Open-source "MemPalace" (记忆宫殿) touts perfect long-memory score — community tests temper the hype

Bold claim, fast attention

It has been reported that an open-source long-term memory system called MemPalace (记忆宫殿), developed publicly with visible involvement from actress Milla Jovovich and engineer Ben Sigman, achieved a perfect 500/500 on the LongMemEval benchmark — a result that sent the project viral across developer and AI communities. The repository and demos are on GitHub, and the team has pitched a headline-grabbing price point (reportedly about $0.7 per year) to suggest persistent memory for large models can be nearly free. Big claim. Big appetite for a solution to a real LLM limitation.

How the system works — and where scrutiny begins

MemPalace borrows the ancient Method of Loci, structuring memories into wings, rooms, closets and drawers so that conversational context and raw transcripts are both retained. Official testing on a 22,000+ dialogue corpus reports a raw recall of 60.9%, rising to 94.8% after wing+room metadata filtering — a dramatic jump. The project also introduces AAAK, a bespoke short-hand encoding the team says can provide “30× lossless compression” and an efficient retrieval workflow that loads only ~170 tokens of “key facts” per model call.

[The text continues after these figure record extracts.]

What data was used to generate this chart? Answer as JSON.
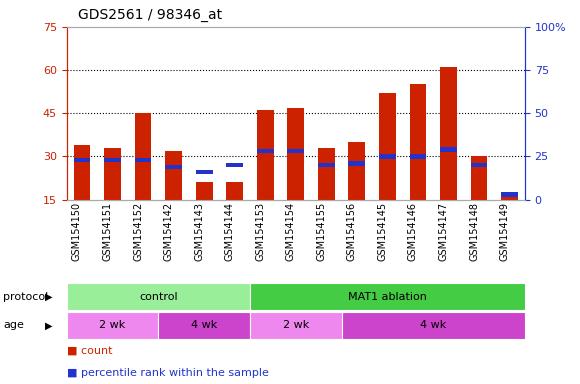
{
  "title": "GDS2561 / 98346_at",
  "categories": [
    "GSM154150",
    "GSM154151",
    "GSM154152",
    "GSM154142",
    "GSM154143",
    "GSM154144",
    "GSM154153",
    "GSM154154",
    "GSM154155",
    "GSM154156",
    "GSM154145",
    "GSM154146",
    "GSM154147",
    "GSM154148",
    "GSM154149"
  ],
  "red_values": [
    34,
    33,
    45,
    32,
    21,
    21,
    46,
    47,
    33,
    35,
    52,
    55,
    61,
    30,
    17
  ],
  "blue_values": [
    23,
    23,
    23,
    19,
    16,
    20,
    28,
    28,
    20,
    21,
    25,
    25,
    29,
    20,
    3
  ],
  "ylim_left": [
    15,
    75
  ],
  "ylim_right": [
    0,
    100
  ],
  "yticks_left": [
    15,
    30,
    45,
    60,
    75
  ],
  "yticks_right": [
    0,
    25,
    50,
    75,
    100
  ],
  "bar_color_red": "#cc2200",
  "bar_color_blue": "#2233cc",
  "bar_width": 0.55,
  "plot_bg": "#ffffff",
  "gray_bg": "#cccccc",
  "protocol_groups": [
    {
      "label": "control",
      "start": 0,
      "end": 6,
      "color": "#99ee99"
    },
    {
      "label": "MAT1 ablation",
      "start": 6,
      "end": 15,
      "color": "#44cc44"
    }
  ],
  "age_groups": [
    {
      "label": "2 wk",
      "start": 0,
      "end": 3,
      "color": "#ee88ee"
    },
    {
      "label": "4 wk",
      "start": 3,
      "end": 6,
      "color": "#cc44cc"
    },
    {
      "label": "2 wk",
      "start": 6,
      "end": 9,
      "color": "#ee88ee"
    },
    {
      "label": "4 wk",
      "start": 9,
      "end": 15,
      "color": "#cc44cc"
    }
  ],
  "right_axis_color": "#2233cc",
  "left_axis_color": "#cc2200",
  "blue_bar_height": 1.5
}
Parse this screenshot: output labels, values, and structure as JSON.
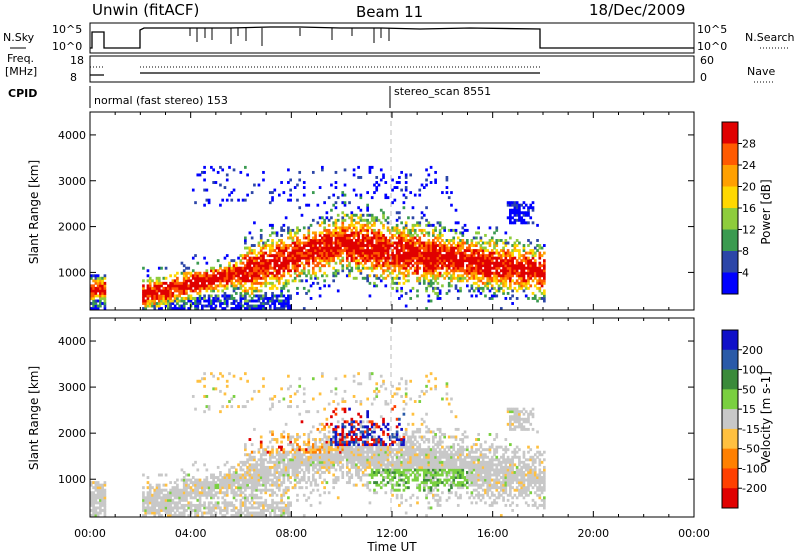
{
  "header": {
    "station": "Unwin (fitACF)",
    "beam": "Beam 11",
    "date": "18/Dec/2009"
  },
  "noise_panel": {
    "left_label": "N.Sky",
    "right_label": "N.Search",
    "left_ticks": [
      "10^5",
      "10^0"
    ],
    "right_ticks": [
      "10^5",
      "10^0"
    ]
  },
  "freq_panel": {
    "left_label_line1": "Freq.",
    "left_label_line2": "[MHz]",
    "right_label": "Nave",
    "left_ticks": [
      "18",
      "8"
    ],
    "right_ticks": [
      "60",
      "0"
    ]
  },
  "cpid": {
    "label": "CPID",
    "program1": "normal (fast stereo) 153",
    "program2": "stereo_scan 8551"
  },
  "chart_data": [
    {
      "type": "heatmap",
      "title": "",
      "ylabel": "Slant Range [km]",
      "xlabel": "",
      "colorbar_label": "Power [dB]",
      "colorbar_ticks": [
        "28",
        "24",
        "20",
        "16",
        "12",
        "8",
        "4"
      ],
      "colorbar_colors": [
        "#e00000",
        "#ff5a00",
        "#ffa000",
        "#ffd800",
        "#8ecc3c",
        "#3a9a50",
        "#2c46a8",
        "#0000ff"
      ],
      "ylim": [
        180,
        4500
      ],
      "xlim": [
        0,
        24
      ],
      "yticks": [
        "4000",
        "3000",
        "2000",
        "1000"
      ]
    },
    {
      "type": "heatmap",
      "title": "",
      "ylabel": "Slant Range [km]",
      "xlabel": "Time UT",
      "colorbar_label": "Velocity [m s-1]",
      "colorbar_ticks": [
        "200",
        "100",
        "50",
        "15",
        "-15",
        "-50",
        "-100",
        "-200"
      ],
      "colorbar_colors": [
        "#1010c8",
        "#2a5aa8",
        "#3a8a3a",
        "#7ad040",
        "#c8c8c8",
        "#ffc040",
        "#ff8000",
        "#ff4000",
        "#e00000"
      ],
      "ylim": [
        180,
        4500
      ],
      "xlim": [
        0,
        24
      ],
      "yticks": [
        "4000",
        "3000",
        "2000",
        "1000"
      ],
      "xticks": [
        "00:00",
        "04:00",
        "08:00",
        "12:00",
        "16:00",
        "20:00",
        "00:00"
      ]
    }
  ]
}
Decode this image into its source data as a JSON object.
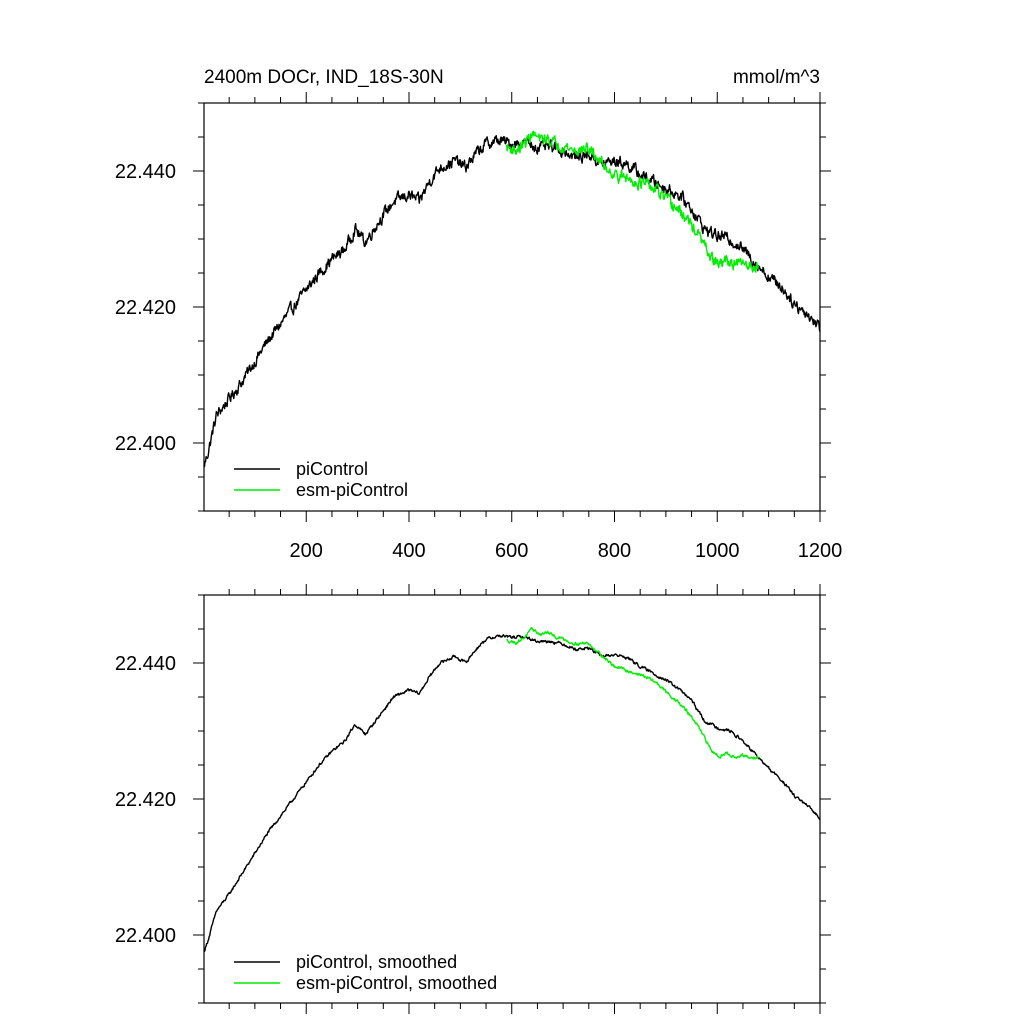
{
  "chart_data": [
    {
      "type": "line",
      "title_left": "2400m DOCr, IND_18S-30N",
      "title_right": "mmol/m^3",
      "xlim": [
        1,
        1200
      ],
      "ylim": [
        22.39,
        22.45
      ],
      "x_ticks": [
        200,
        400,
        600,
        800,
        1000,
        1200
      ],
      "x_tick_labels": [
        "200",
        "400",
        "600",
        "800",
        "1000",
        "1200"
      ],
      "y_ticks": [
        22.4,
        22.42,
        22.44
      ],
      "y_tick_labels": [
        "22.400",
        "22.420",
        "22.440"
      ],
      "series": [
        {
          "name": "piControl",
          "color": "#000000",
          "noise": 0.0007,
          "x": [
            1,
            10,
            25,
            50,
            75,
            100,
            125,
            150,
            175,
            200,
            225,
            250,
            275,
            295,
            315,
            340,
            370,
            400,
            420,
            440,
            460,
            490,
            510,
            530,
            550,
            575,
            600,
            625,
            650,
            675,
            700,
            725,
            750,
            775,
            800,
            825,
            850,
            875,
            900,
            925,
            950,
            975,
            1000,
            1025,
            1050,
            1075,
            1100,
            1125,
            1150,
            1175,
            1200
          ],
          "y": [
            22.3965,
            22.399,
            22.404,
            22.4065,
            22.409,
            22.412,
            22.415,
            22.4175,
            22.42,
            22.4225,
            22.425,
            22.427,
            22.4285,
            22.4315,
            22.4295,
            22.4325,
            22.4355,
            22.4365,
            22.4355,
            22.4385,
            22.4405,
            22.4415,
            22.4405,
            22.4425,
            22.444,
            22.4445,
            22.444,
            22.4442,
            22.4435,
            22.4435,
            22.443,
            22.442,
            22.4425,
            22.441,
            22.4415,
            22.441,
            22.4395,
            22.4385,
            22.4375,
            22.4365,
            22.4345,
            22.4315,
            22.4305,
            22.43,
            22.4285,
            22.4265,
            22.4245,
            22.423,
            22.4205,
            22.419,
            22.417
          ]
        },
        {
          "name": "esm-piControl",
          "color": "#00ee00",
          "noise": 0.0007,
          "x": [
            590,
            610,
            625,
            640,
            655,
            670,
            685,
            700,
            715,
            730,
            745,
            760,
            780,
            800,
            820,
            840,
            860,
            880,
            900,
            920,
            940,
            960,
            975,
            990,
            1005,
            1020,
            1035,
            1050,
            1065,
            1080
          ],
          "y": [
            22.4435,
            22.443,
            22.444,
            22.4455,
            22.4445,
            22.4448,
            22.444,
            22.4438,
            22.4432,
            22.443,
            22.4433,
            22.4425,
            22.4408,
            22.4395,
            22.439,
            22.4385,
            22.438,
            22.4372,
            22.4358,
            22.4345,
            22.433,
            22.431,
            22.429,
            22.427,
            22.4262,
            22.427,
            22.426,
            22.4265,
            22.426,
            22.4262
          ]
        }
      ],
      "legend": [
        "piControl",
        "esm-piControl"
      ],
      "legend_position": "bottom-left"
    },
    {
      "type": "line",
      "xlim": [
        1,
        1200
      ],
      "ylim": [
        22.39,
        22.45
      ],
      "x_ticks": [
        200,
        400,
        600,
        800,
        1000,
        1200
      ],
      "x_tick_labels": [],
      "y_ticks": [
        22.4,
        22.42,
        22.44
      ],
      "y_tick_labels": [
        "22.400",
        "22.420",
        "22.440"
      ],
      "series": [
        {
          "name": "piControl, smoothed",
          "color": "#000000",
          "noise": 0.00018,
          "x": [
            1,
            10,
            25,
            50,
            75,
            100,
            125,
            150,
            175,
            200,
            225,
            250,
            275,
            295,
            315,
            340,
            370,
            400,
            420,
            440,
            460,
            490,
            510,
            530,
            550,
            575,
            600,
            625,
            650,
            675,
            700,
            725,
            750,
            775,
            800,
            825,
            850,
            875,
            900,
            925,
            950,
            975,
            1000,
            1025,
            1050,
            1075,
            1100,
            1125,
            1150,
            1175,
            1200
          ],
          "y": [
            22.3975,
            22.3995,
            22.4035,
            22.406,
            22.409,
            22.412,
            22.415,
            22.4175,
            22.42,
            22.4225,
            22.425,
            22.427,
            22.4285,
            22.431,
            22.4295,
            22.432,
            22.435,
            22.436,
            22.4355,
            22.438,
            22.44,
            22.441,
            22.44,
            22.442,
            22.4435,
            22.444,
            22.4438,
            22.4438,
            22.4432,
            22.4432,
            22.4428,
            22.442,
            22.4422,
            22.441,
            22.4412,
            22.4408,
            22.4395,
            22.4385,
            22.4375,
            22.4362,
            22.4345,
            22.4315,
            22.4305,
            22.43,
            22.4285,
            22.4265,
            22.4245,
            22.4228,
            22.4205,
            22.419,
            22.4172
          ]
        },
        {
          "name": "esm-piControl, smoothed",
          "color": "#00ee00",
          "noise": 0.00018,
          "x": [
            590,
            610,
            625,
            640,
            655,
            670,
            685,
            700,
            715,
            730,
            745,
            760,
            780,
            800,
            820,
            840,
            860,
            880,
            900,
            920,
            940,
            960,
            975,
            990,
            1005,
            1020,
            1035,
            1050,
            1065,
            1080
          ],
          "y": [
            22.4433,
            22.443,
            22.4438,
            22.445,
            22.4442,
            22.4445,
            22.4438,
            22.4436,
            22.443,
            22.4428,
            22.443,
            22.4422,
            22.4408,
            22.4395,
            22.439,
            22.4385,
            22.438,
            22.4372,
            22.4358,
            22.4345,
            22.433,
            22.431,
            22.429,
            22.427,
            22.4263,
            22.4268,
            22.426,
            22.4264,
            22.426,
            22.4261
          ]
        }
      ],
      "legend": [
        "piControl, smoothed",
        "esm-piControl, smoothed"
      ],
      "legend_position": "bottom-left"
    }
  ]
}
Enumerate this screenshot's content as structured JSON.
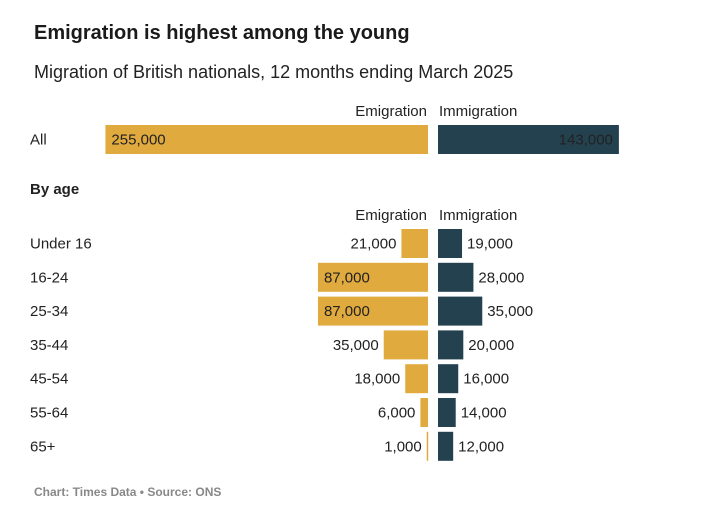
{
  "chart_data": {
    "type": "bar",
    "title": "Emigration is highest among the young",
    "subtitle": "Migration of British nationals, 12 months ending March 2025",
    "section_label": "By age",
    "source": "Chart: Times Data • Source: ONS",
    "series_labels": [
      "Emigration",
      "Immigration"
    ],
    "colors": {
      "emigration": "#E0AA3E",
      "immigration": "#24414F"
    },
    "total": {
      "category": "All",
      "emigration": 255000,
      "immigration": 143000,
      "emigration_label": "255,000",
      "immigration_label": "143,000"
    },
    "categories": [
      "Under 16",
      "16-24",
      "25-34",
      "35-44",
      "45-54",
      "55-64",
      "65+"
    ],
    "series": [
      {
        "name": "Emigration",
        "values": [
          21000,
          87000,
          87000,
          35000,
          18000,
          6000,
          1000
        ],
        "labels": [
          "21,000",
          "87,000",
          "87,000",
          "35,000",
          "18,000",
          "6,000",
          "1,000"
        ]
      },
      {
        "name": "Immigration",
        "values": [
          19000,
          28000,
          35000,
          20000,
          16000,
          14000,
          12000
        ],
        "labels": [
          "19,000",
          "28,000",
          "35,000",
          "20,000",
          "16,000",
          "14,000",
          "12,000"
        ]
      }
    ]
  }
}
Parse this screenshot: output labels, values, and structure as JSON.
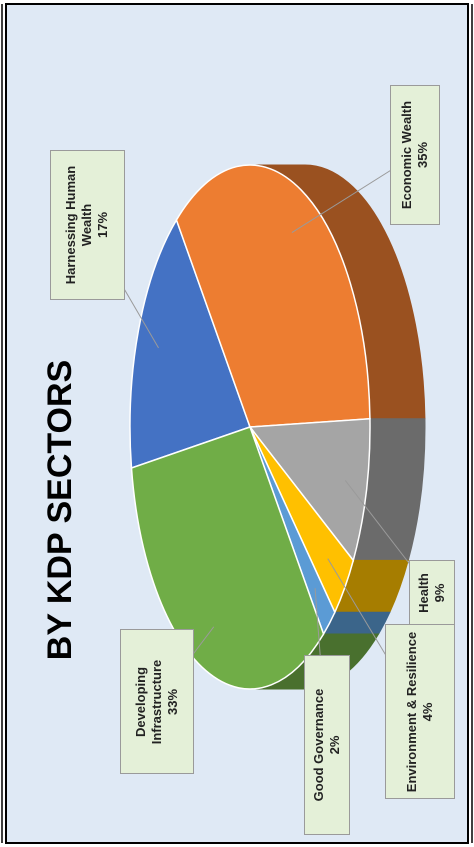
{
  "chart_data": {
    "type": "pie",
    "title": "BY KDP SECTORS",
    "categories": [
      "Harnessing Human Wealth",
      "Economic Wealth",
      "Health",
      "Environment & Resilience",
      "Good Governance",
      "Developing Infrastructure"
    ],
    "values": [
      17,
      35,
      9,
      4,
      2,
      33
    ],
    "value_labels": [
      "17%",
      "35%",
      "9%",
      "4%",
      "2%",
      "33%"
    ],
    "colors": [
      "#4472c4",
      "#ed7d31",
      "#a5a5a5",
      "#ffc000",
      "#5b9bd5",
      "#70ad47"
    ]
  }
}
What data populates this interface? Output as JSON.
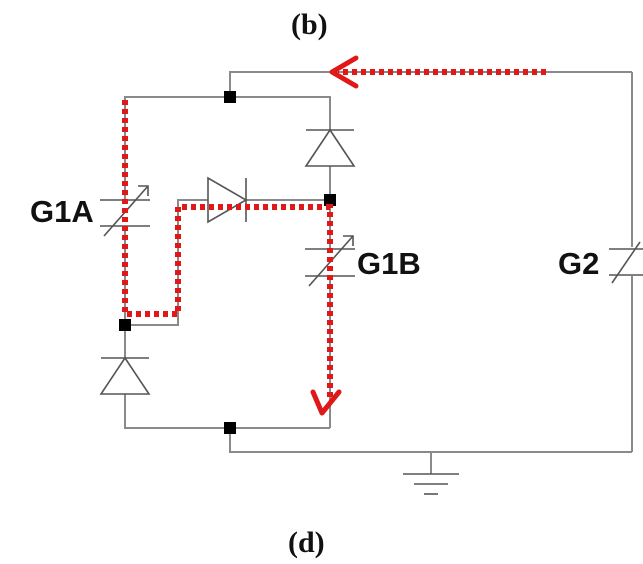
{
  "captions": {
    "top": "(b)",
    "bottom": "(d)"
  },
  "components": {
    "g1a": "G1A",
    "g1b": "G1B",
    "g2": "G2"
  },
  "colors": {
    "wire": "#8a8a8a",
    "node": "#000000",
    "current_path": "#e01818",
    "text": "#111111"
  }
}
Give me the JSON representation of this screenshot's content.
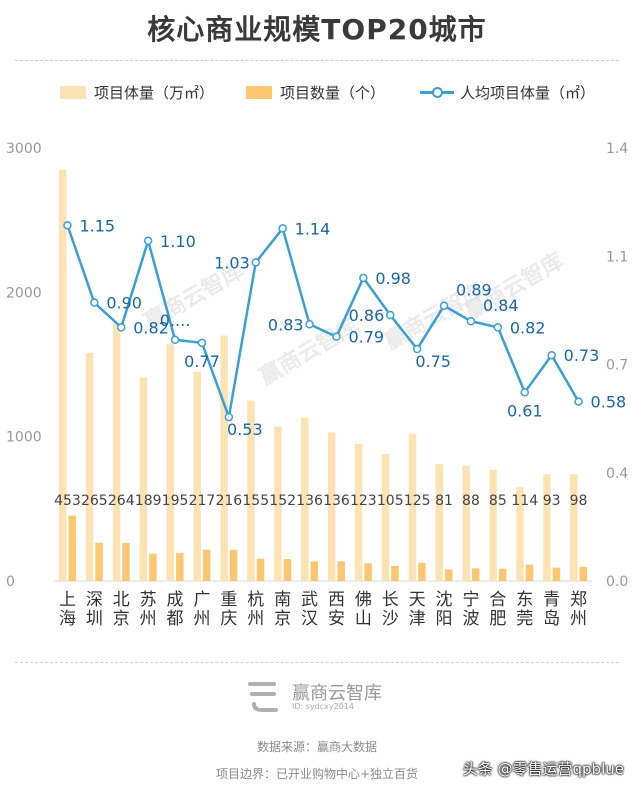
{
  "title": "核心商业规模TOP20城市",
  "legend": {
    "area": "项目体量（万㎡）",
    "count": "项目数量（个）",
    "per": "人均项目体量（㎡）"
  },
  "colors": {
    "area": "#fde3b4",
    "count": "#fcc770",
    "line": "#3a9fd6",
    "label": "#1a66a8"
  },
  "watermark": "赢商云智库",
  "logo": {
    "text": "赢商云智库",
    "id": "ID: sydcxy2014"
  },
  "footer": {
    "source": "数据来源：赢商大数据",
    "scope": "项目边界：已开业购物中心+独立百货",
    "credit": "头条 @零售运营qpblue"
  },
  "chart_data": {
    "type": "bar",
    "categories": [
      "上海",
      "深圳",
      "北京",
      "苏州",
      "成都",
      "广州",
      "重庆",
      "杭州",
      "南京",
      "武汉",
      "西安",
      "佛山",
      "长沙",
      "天津",
      "沈阳",
      "宁波",
      "合肥",
      "东莞",
      "青岛",
      "郑州"
    ],
    "y_left": {
      "ylim": [
        0,
        3000
      ],
      "ticks": [
        "0",
        "1000",
        "2000",
        "3000"
      ]
    },
    "y_right": {
      "ylim": [
        0,
        1.4
      ],
      "ticks": [
        "0.0",
        "0.4",
        "0.7",
        "1.1",
        "1.4"
      ]
    },
    "series": [
      {
        "name": "项目体量（万㎡）",
        "type": "bar",
        "axis": "left",
        "values": [
          2850,
          1580,
          1790,
          1410,
          1640,
          1450,
          1700,
          1250,
          1070,
          1130,
          1030,
          950,
          880,
          1020,
          810,
          800,
          770,
          650,
          740,
          740
        ]
      },
      {
        "name": "项目数量（个）",
        "type": "bar",
        "axis": "left",
        "values": [
          453,
          265,
          264,
          189,
          195,
          217,
          216,
          155,
          152,
          136,
          136,
          123,
          105,
          125,
          81,
          88,
          85,
          114,
          93,
          98
        ],
        "labels": [
          "453",
          "265",
          "264",
          "189",
          "195",
          "217",
          "216",
          "155",
          "152",
          "136",
          "136",
          "123",
          "105",
          "125",
          "81",
          "88",
          "85",
          "114",
          "93",
          "98"
        ]
      },
      {
        "name": "人均项目体量（㎡）",
        "type": "line",
        "axis": "right",
        "values": [
          1.15,
          0.9,
          0.82,
          1.1,
          0.78,
          0.77,
          0.53,
          1.03,
          1.14,
          0.83,
          0.79,
          0.98,
          0.86,
          0.75,
          0.89,
          0.84,
          0.82,
          0.61,
          0.73,
          0.58
        ],
        "labels": [
          "1.15",
          "0.90",
          "0.82",
          "1.10",
          "0....",
          "0.77",
          "0.53",
          "1.03",
          "1.14",
          "0.83",
          "0.79",
          "0.98",
          "0.86",
          "0.75",
          "0.89",
          "0.84",
          "0.82",
          "0.61",
          "0.73",
          "0.58"
        ]
      }
    ],
    "grid": false,
    "legend_position": "top"
  }
}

But community analysis has pushed back. Independent tokenizers reportedly show AAAK can increase token counts (examples where 66 tokens rose to 73), and AAAK is not lossless in practice: on LongMemEval AAAK-mode scored 84.2% versus 96.6% for raw-mode retrieval — a 12.4-point drop. Metadata filtering itself uses mainstream tools (ChromaDB), so critics say the headline performance is not solely MemPalace’s invention and that AAAK’s trade-offs undermine some core claims.

Why it matters — and what comes next

Long-term memory is one of the most demanded features for practical LLM deployments: stateful assistants, team knowledge bases, and smoother developer workflows would all benefit. MemPalace shows a plausible, model-agnostic architecture (compatible with Claude, GPT, Gemini, etc.) that sidesteps heavy fine-tuning. But questions about compression fidelity, token economics, and the durability of a “cheap” public service remain. Will the free or ultra-low-cost model scale when users accumulate millions of tokens? Who owns and secures the stored dialogues across jurisdictions?

Reporters and developers will be watching both the code and the numbers. Exceptional benchmark headlines attract users — and scrutiny. In this case, the applause is real, but so are the caveats.